Let be stated here, once and for all, that I recognize that I will piss off as many people as I cause to piss themselves from laughter. If you find yourself in the latter category, I offer this one-time apology: I’m sorry for your inadvertent incontinence and the clean-up. If you find yourself in the former category… well, I offer this advice (as I won’t be listening): direct your concerns to someone who is interested in coddling small minds.
There might be section-break pictures in later editions. Haven’t decided yet.
I’m not looking to be the last bastion of linguistic standards, because capricious flouting of the “rules” can sometimes be more effective than eloquence. No, as a man who has the tendency to use “fuck” like a comma, I’m better suited to going on offense. Verb(al) Abuse is about weaponizing words. From my skewed perspective, as touted by grammas across history, it’s not what you say– it’s how you say it.
Which is of these pairs has a better chance to stick in your mind longer than five minutes?
- I told my boss to fuck off.
- I told my boss to eat a bag of dicks and choke on the last one.
- Today is not my day!
- If it weren’t for today’s relentless pounding, I wouldn’t have a sex life.
- How stupid are you?
- Your family tree looks like a telephone pole, doesn’t it?
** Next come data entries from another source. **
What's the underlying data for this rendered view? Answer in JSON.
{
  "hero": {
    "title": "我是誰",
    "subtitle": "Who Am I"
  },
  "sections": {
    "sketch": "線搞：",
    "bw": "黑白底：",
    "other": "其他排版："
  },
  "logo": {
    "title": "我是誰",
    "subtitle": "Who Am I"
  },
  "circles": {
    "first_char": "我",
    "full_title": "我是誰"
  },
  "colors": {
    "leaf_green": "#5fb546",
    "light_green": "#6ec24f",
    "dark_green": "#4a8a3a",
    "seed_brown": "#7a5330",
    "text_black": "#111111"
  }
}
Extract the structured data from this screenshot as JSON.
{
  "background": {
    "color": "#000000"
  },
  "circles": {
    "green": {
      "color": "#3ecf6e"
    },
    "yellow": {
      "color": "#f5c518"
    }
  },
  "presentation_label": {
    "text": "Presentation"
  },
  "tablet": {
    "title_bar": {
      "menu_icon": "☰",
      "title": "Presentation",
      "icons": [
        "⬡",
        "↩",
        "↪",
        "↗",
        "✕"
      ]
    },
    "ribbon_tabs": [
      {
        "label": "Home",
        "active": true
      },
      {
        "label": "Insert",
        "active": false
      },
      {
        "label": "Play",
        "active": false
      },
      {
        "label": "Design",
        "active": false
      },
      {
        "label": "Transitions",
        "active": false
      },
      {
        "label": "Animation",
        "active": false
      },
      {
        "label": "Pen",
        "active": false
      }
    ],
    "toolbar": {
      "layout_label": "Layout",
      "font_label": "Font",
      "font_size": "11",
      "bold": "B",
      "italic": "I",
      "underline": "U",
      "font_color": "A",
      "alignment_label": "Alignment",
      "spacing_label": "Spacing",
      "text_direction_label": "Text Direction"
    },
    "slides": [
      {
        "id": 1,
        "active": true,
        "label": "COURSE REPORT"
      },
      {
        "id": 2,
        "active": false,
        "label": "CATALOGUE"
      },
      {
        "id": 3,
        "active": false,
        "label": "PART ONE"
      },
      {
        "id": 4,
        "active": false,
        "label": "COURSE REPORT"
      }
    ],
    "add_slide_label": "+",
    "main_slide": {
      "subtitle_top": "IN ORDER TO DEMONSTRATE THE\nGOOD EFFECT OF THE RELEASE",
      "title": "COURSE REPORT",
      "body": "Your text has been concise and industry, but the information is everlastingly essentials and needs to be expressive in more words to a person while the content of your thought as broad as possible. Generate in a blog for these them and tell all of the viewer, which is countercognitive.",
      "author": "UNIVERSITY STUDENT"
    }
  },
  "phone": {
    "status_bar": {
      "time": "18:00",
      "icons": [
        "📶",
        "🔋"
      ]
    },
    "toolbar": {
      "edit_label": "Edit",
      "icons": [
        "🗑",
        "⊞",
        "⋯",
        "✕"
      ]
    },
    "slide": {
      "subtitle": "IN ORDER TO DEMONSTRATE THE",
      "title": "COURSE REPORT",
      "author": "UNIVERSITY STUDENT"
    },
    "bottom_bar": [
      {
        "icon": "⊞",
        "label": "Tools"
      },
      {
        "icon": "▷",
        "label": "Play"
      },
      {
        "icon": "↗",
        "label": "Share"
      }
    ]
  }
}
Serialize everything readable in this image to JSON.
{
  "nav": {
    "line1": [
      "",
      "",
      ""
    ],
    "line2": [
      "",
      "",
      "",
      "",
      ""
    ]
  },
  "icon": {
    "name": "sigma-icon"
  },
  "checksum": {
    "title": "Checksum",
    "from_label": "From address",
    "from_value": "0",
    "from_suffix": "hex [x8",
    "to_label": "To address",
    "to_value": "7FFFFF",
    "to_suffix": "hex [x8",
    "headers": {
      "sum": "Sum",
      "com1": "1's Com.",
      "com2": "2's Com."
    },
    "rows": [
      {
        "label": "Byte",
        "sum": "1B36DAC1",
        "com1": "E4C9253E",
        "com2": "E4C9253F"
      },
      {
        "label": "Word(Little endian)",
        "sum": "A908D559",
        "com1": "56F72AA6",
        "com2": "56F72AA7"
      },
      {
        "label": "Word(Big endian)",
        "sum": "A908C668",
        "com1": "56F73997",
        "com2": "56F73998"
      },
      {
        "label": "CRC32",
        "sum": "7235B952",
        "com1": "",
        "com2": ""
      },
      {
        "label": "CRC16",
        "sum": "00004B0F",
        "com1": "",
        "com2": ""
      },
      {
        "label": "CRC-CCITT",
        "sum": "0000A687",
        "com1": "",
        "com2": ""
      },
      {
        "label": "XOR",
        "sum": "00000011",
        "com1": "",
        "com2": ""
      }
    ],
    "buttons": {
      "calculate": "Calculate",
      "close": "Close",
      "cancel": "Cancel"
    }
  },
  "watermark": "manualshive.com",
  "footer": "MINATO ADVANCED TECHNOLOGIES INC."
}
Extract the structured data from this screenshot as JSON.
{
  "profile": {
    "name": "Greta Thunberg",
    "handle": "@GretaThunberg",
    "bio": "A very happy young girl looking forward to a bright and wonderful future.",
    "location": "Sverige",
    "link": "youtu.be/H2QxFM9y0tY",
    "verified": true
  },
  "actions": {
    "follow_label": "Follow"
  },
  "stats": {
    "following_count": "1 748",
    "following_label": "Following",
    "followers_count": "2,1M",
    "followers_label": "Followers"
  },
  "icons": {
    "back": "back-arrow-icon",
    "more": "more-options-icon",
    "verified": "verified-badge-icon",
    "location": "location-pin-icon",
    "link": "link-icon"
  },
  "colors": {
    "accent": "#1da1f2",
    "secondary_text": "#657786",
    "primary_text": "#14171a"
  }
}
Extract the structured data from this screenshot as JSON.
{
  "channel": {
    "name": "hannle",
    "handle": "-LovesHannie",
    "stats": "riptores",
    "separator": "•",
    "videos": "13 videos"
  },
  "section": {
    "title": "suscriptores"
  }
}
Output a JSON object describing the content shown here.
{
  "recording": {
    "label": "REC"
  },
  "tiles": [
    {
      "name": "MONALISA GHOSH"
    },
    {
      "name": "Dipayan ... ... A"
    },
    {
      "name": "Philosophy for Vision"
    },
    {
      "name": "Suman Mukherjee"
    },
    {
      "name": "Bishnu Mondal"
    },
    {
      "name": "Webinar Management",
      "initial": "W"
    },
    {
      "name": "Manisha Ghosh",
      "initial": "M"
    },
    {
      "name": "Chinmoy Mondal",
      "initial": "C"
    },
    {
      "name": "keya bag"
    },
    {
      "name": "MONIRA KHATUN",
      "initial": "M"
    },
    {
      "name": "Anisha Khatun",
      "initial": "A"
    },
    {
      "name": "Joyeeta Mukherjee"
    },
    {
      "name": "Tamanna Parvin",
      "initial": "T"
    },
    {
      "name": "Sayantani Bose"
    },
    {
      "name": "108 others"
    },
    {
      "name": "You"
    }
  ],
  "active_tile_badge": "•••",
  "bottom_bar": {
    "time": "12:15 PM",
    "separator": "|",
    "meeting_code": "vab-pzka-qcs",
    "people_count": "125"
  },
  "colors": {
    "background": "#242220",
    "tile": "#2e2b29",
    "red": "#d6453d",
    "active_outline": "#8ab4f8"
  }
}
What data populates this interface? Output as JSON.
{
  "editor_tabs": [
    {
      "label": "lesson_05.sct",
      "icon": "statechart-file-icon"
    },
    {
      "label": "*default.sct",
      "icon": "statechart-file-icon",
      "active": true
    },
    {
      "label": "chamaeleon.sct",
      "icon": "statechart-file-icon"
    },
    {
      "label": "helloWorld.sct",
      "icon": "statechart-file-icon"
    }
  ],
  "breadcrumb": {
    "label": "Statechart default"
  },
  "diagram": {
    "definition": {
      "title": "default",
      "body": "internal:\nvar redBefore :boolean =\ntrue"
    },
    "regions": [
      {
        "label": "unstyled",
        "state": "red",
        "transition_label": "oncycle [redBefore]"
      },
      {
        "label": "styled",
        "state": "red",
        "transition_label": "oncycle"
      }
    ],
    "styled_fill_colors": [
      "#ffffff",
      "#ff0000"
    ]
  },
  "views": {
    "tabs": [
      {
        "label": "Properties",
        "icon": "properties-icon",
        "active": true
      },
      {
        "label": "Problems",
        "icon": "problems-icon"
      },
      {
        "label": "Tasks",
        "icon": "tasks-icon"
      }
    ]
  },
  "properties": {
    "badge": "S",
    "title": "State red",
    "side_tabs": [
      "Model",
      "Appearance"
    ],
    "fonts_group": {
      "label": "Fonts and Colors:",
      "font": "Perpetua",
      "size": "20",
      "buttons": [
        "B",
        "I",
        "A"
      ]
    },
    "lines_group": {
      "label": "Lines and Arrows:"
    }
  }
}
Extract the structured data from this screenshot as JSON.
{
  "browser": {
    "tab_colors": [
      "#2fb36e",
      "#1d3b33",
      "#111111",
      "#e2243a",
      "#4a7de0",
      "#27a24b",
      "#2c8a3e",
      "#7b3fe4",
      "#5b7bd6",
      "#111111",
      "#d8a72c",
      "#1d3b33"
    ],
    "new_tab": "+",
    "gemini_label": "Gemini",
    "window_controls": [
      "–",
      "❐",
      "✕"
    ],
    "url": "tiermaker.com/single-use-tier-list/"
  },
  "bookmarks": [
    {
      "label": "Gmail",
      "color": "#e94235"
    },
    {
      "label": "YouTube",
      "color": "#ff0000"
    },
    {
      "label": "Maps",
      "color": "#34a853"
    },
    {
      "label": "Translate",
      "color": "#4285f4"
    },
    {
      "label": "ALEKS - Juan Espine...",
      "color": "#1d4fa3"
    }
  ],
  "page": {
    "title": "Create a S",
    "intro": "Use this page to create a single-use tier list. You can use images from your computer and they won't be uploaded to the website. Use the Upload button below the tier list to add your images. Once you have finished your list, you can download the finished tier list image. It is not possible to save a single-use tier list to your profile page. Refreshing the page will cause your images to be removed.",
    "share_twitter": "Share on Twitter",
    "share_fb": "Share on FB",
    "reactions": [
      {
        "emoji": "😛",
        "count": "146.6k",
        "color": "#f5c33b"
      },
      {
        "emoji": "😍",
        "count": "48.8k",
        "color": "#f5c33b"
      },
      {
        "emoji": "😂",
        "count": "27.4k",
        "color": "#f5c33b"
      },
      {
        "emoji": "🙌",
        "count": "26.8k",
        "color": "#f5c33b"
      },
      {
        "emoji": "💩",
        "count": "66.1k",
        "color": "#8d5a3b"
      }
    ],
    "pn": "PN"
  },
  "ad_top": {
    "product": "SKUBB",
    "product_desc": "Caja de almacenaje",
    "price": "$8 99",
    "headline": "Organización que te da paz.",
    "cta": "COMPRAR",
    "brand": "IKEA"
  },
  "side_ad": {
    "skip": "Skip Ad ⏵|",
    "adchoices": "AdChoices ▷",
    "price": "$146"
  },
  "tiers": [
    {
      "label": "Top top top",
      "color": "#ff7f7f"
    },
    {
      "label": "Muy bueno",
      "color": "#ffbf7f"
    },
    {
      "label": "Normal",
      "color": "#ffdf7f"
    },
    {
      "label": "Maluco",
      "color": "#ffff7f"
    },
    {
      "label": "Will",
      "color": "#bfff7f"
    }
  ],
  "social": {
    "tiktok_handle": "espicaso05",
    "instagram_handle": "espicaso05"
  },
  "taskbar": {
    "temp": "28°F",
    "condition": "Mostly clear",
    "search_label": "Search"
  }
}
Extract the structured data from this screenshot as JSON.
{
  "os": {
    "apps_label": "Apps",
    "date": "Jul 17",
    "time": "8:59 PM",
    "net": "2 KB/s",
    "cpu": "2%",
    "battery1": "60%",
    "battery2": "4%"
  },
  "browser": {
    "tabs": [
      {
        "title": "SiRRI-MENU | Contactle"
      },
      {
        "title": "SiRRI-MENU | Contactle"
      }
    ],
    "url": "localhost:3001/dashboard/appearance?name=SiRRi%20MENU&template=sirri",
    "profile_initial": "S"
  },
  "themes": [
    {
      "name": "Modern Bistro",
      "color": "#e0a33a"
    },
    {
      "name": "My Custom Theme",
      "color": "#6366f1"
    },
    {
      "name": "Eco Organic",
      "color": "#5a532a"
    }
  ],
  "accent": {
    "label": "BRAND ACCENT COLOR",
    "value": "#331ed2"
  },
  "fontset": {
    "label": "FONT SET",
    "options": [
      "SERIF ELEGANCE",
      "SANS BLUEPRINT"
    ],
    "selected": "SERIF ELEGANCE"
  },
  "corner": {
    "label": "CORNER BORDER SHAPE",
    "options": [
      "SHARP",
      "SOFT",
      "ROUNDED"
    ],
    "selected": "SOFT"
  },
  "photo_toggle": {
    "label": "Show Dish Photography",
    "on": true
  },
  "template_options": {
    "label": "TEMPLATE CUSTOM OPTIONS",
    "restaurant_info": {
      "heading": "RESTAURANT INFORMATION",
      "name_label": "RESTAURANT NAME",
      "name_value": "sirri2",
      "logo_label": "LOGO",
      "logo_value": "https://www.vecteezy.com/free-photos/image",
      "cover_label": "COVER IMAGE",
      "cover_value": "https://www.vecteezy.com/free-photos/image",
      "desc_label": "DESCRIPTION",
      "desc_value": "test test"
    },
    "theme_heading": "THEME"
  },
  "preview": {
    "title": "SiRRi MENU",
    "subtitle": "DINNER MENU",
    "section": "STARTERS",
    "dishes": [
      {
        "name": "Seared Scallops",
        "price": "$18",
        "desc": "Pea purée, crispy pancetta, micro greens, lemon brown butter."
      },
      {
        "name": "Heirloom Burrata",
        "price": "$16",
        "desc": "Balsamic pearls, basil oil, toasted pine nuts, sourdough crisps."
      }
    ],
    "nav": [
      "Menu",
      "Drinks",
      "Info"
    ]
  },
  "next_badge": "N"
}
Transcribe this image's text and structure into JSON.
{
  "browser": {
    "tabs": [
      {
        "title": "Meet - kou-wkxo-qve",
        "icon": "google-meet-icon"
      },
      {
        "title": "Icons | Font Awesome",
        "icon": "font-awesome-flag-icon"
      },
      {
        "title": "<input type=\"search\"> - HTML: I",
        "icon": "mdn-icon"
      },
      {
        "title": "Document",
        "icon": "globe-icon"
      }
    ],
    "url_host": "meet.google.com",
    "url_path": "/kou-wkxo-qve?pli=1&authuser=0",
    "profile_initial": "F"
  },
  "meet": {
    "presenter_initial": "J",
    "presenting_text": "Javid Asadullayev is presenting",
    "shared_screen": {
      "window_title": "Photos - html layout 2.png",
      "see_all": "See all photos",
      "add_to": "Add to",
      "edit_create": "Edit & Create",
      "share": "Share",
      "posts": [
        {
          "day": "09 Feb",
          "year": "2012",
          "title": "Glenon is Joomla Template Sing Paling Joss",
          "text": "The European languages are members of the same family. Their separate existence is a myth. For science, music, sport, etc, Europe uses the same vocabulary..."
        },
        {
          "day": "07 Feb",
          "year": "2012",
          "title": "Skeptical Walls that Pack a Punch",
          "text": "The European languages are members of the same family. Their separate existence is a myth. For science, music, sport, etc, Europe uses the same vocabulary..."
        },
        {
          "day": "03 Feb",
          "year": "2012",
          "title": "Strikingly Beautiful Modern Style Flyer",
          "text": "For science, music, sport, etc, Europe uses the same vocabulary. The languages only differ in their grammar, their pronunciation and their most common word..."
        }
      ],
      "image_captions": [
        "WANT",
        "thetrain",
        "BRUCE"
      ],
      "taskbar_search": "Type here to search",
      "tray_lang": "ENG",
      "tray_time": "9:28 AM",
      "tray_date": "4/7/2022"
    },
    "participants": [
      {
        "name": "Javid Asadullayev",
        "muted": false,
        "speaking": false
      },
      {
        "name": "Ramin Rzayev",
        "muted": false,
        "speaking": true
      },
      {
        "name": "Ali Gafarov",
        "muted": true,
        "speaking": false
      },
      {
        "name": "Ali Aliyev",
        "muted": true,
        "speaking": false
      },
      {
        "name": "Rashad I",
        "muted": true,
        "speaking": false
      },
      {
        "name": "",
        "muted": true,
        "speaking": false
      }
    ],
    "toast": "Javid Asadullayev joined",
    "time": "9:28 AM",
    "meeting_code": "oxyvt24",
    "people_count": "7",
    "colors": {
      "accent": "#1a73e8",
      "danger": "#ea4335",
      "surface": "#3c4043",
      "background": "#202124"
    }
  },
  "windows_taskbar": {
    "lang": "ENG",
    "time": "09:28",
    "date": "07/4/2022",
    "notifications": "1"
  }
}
For me, it comes down to strategic leveraging of the relationship between denotation and connotation. You might understand my point, but I’ll illustrate it for the learners. I’m taking a general example here, and it’s meant to be basic (and yes, I realize that it isn’t perfect, just go with it)… “Walking” is just that. Yes, it is an action, and actions are important. Besides telling the reader that they walked, big deal, nothing else comes to mind.
Along those lines, when you’re writing dialogue, “said” falls in the same category. Yes, it has a purpose, but it doesn’t do anything else aside from stating a basic action. The words are flat, like Ozzy Osbourne when he’s not shitfaced. They don’t carry any implied meaning, no inflection, not a single fucking bit of extra oomph. It’s what I call a pacing word– but I’ll get to that idea someday in the future.
Instead of blowing white space with words that are even less interesting than a blank page, choose words that convey more than a definition. If you’re going to say something, and by fuck if you’re intending to write something, don’t waste your energy being boring.
So yeah. Welcome to Verb(al) Abuse; I’ll be the sardonic narrator sticking his grubby fingers in your think-jelly. With any luck, someone might sprain a neuron or six.